Family enjoying Nochebuena. Ariel Skelley, Blend Images, Getty Images
Table settings may vary; some pull out the fine china while others prefer disposable plates. Schedules may differ; some start the festivities in the early evening while others kick off the party after dark and go until the wee hours. But the typical Nochebuena dinner party in most Latino households has at least a few things in common, among them, of course, the copious amounts of food and the gathering of loved ones.
Some traditions – the raucous caroling or traditional aginaldos of Puerto Rico or the gaitas of Venezuela - haven’t quite caught on in the United States, but what has made the voyage north are the culinary traditions of Nochebuena.

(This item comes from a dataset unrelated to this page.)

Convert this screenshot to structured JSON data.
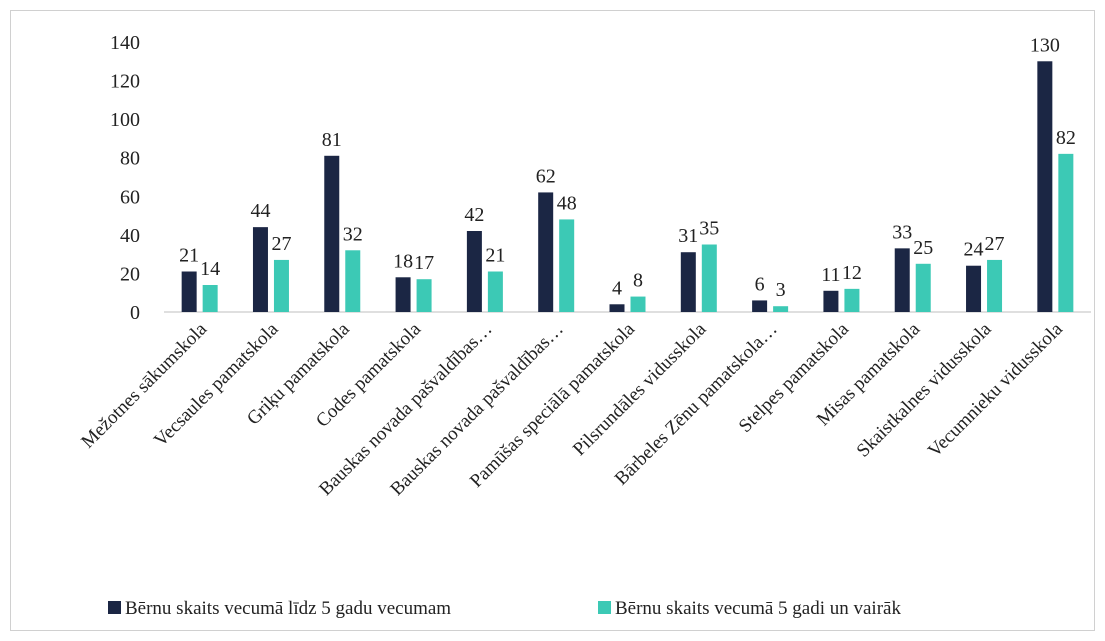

Chef Miguel Aguilar, Executive Chef of Wynwood Kitchen & Bar in Miami - who grew up in Venezuela before working in kitchens for foodie gurus like Doug Rodriguez and Philadelphia restaurateur Stephen Star - says the Venezuelan holiday essentials include a fat juicy pernil, roast pork shoulder; pan de jamon (a long delicious bread filled with cooked ham and raisins as well as ensalada de gallina Navideña), a potato salad with chopped carrots, apple, peas and hen.
Chef Richard Sandoval, whose innovative pan-Latin dining concept Toro Toro has delighted diners from Dubai to Miami, says preparation for Nochebuena is a massive undertaking.
“My grandmother used to do most of the cooking. Traditional Latin homes normally have a couple of cooks, you would start three or four days before. It was a big, big event, so it would take a few days,” says Sandoval
Born in Mexico, Sandoval says that pork loin is common on Mexican Nochebuena menus, but that the spread can vary depending on the region with families who come from the coastal areas incorporating more seafood into the dishes.
Most countries have their own variation of the tamal that is a Nochebuena staple; Dominicans have pasteles en ojas, pureed plantain stuffed with ground beef or chicken and wrapped in plantain leaves. In Venezuela, they adorn the table with a pile of hallacas, corn meal-based tamales which Chef Aguilar says will be stuffed with ground beef, raisins, olives and capers and wrapped in plantain leaves. Sandoval says that for Mexicans, tamales are a mandatory offering on Nochebuena.
“Our tamales, the traditional ones, are wrapped in a banana leaf, stuffed with chicken and mole. The ones wrapped in a corn husk are generally stuffed with pork with a green tomatillo sauce,” says Sandoval.
Of course, no Nochebuena can end without the quintessential ponche. In Venezuela it’s called ponche crema.
“It’s a drink with condensed milk, eggs, sugar and rum. It’s our version of eggnog,” says Chef Aguilar.
For Puerto Ricans, it's coquito, a similar recipe but with a heavy dose of coconut milk. For dessert, every country has their favorites but most Hispanic households have their own flan recipe that each claims is superior.
So while the neighbors have tucked the kids into bed early on Christmas Eve in anticipation of Santa Claus’ midnight arrival, Hispanics in the United States are reveling in a tradition that has endured for generations; a tradition that celebrates our regional dishes, our unique culinary heritage, but most importantly, our belief that there is nothing more important than to enjoy life’s bounty with those you love.